司马尚道:“是啊,有时候想想,大王提出的很多改革思想并不是多么高明深奥的道理,但是却潜移默化里给赵国带来了如此巨大的改变。比如实践是检验真理的唯一标准,其实这个很多人心里都明白,但是却从没有人正式提出并作为一个道理来讲述。
再比如民夫运粮效率问题,我们常说人为财死鸟为食亡,但是让民夫干活时却只知道用武力强迫威胁,从没想过用利益诱导。大王高明之处就是把这些有用的,浅显的道理真正的利用起来了。”

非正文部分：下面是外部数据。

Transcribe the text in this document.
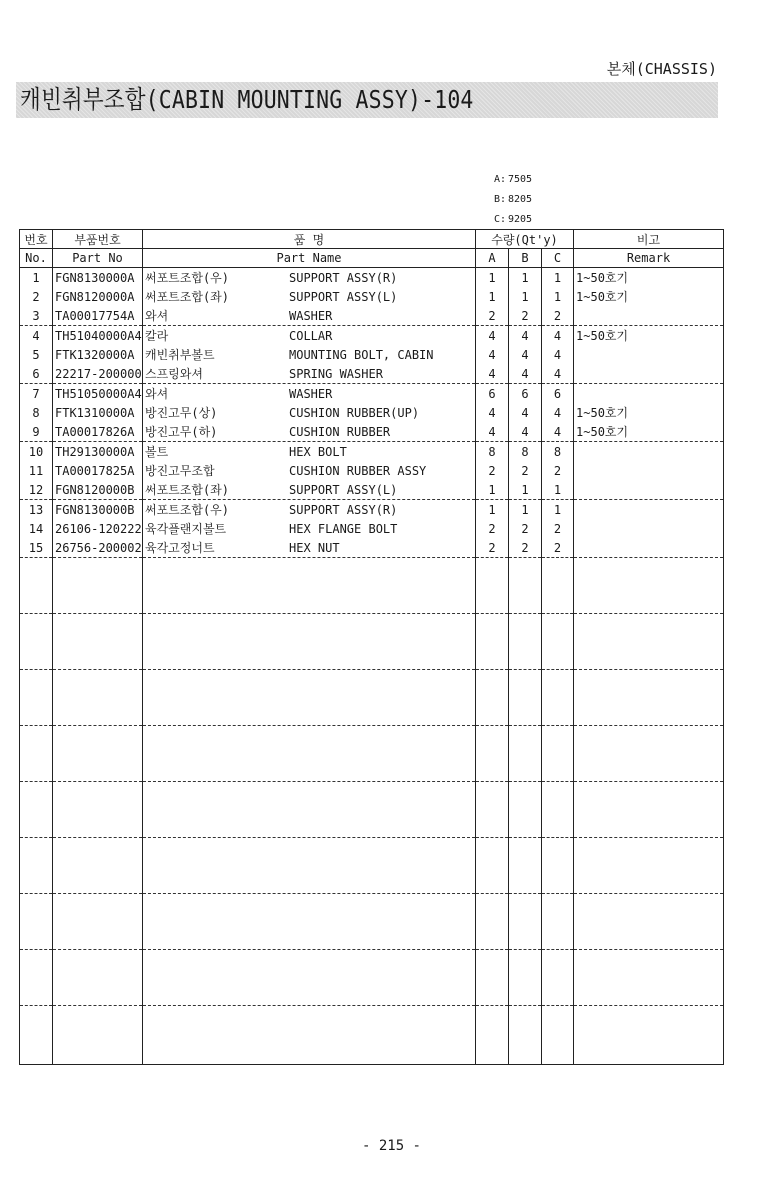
본체(CHASSIS)
캐빈취부조합(CABIN MOUNTING ASSY)-104
A: 7505
B: 8205
C: 9205
번호	부품번호	품 명	수량(Qt'y)			비고
No.	Part No	Part Name	A	B	C	Remark
1	FGN8130000A	써포트조합(우) SUPPORT ASSY(R)	1	1	1	1~50호기
2	FGN8120000A	써포트조합(좌) SUPPORT ASSY(L)	1	1	1	1~50호기
3	TA00017754A	와셔 WASHER	2	2	2	
4	TH51040000A4	칼라 COLLAR	4	4	4	1~50호기
5	FTK1320000A	캐빈취부볼트 MOUNTING BOLT, CABIN	4	4	4	
6	22217-200000	스프링와셔 SPRING WASHER	4	4	4	
7	TH51050000A4	와셔 WASHER	6	6	6	
8	FTK1310000A	방진고무(상) CUSHION RUBBER(UP)	4	4	4	1~50호기
9	TA00017826A	방진고무(하) CUSHION RUBBER	4	4	4	1~50호기
10	TH29130000A	볼트 HEX BOLT	8	8	8	
11	TA00017825A	방진고무조합 CUSHION RUBBER ASSY	2	2	2	
12	FGN8120000B	써포트조합(좌) SUPPORT ASSY(L)	1	1	1	
13	FGN8130000B	써포트조합(우) SUPPORT ASSY(R)	1	1	1	
14	26106-120222	육각플랜지볼트 HEX FLANGE BOLT	2	2	2	
15	26756-200002	육각고정너트 HEX NUT	2	2	2	

- 215 -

这时伙夫老刘端着一盆鸡汤和两张大饼走进来,对司马尚道:“将军,吃饭了。”
他不认识李牧,对李牧点了下头放下饭菜然后转身往外走。
司马尚叫住他:“老刘,工匠和士兵们都吃上了吧?”
老刘转身道:“按将军的吩咐,您这一碗是最后盛的。”
“麻烦了老刘,你也快吃吧。”
“将军客气了。”
鸡肉的香味充满了整个营帐,这几十天里司马尚只吃过军粮里的肉干,好久没吃过现做的熟肉了,香气扑鼻不由得舌底生津。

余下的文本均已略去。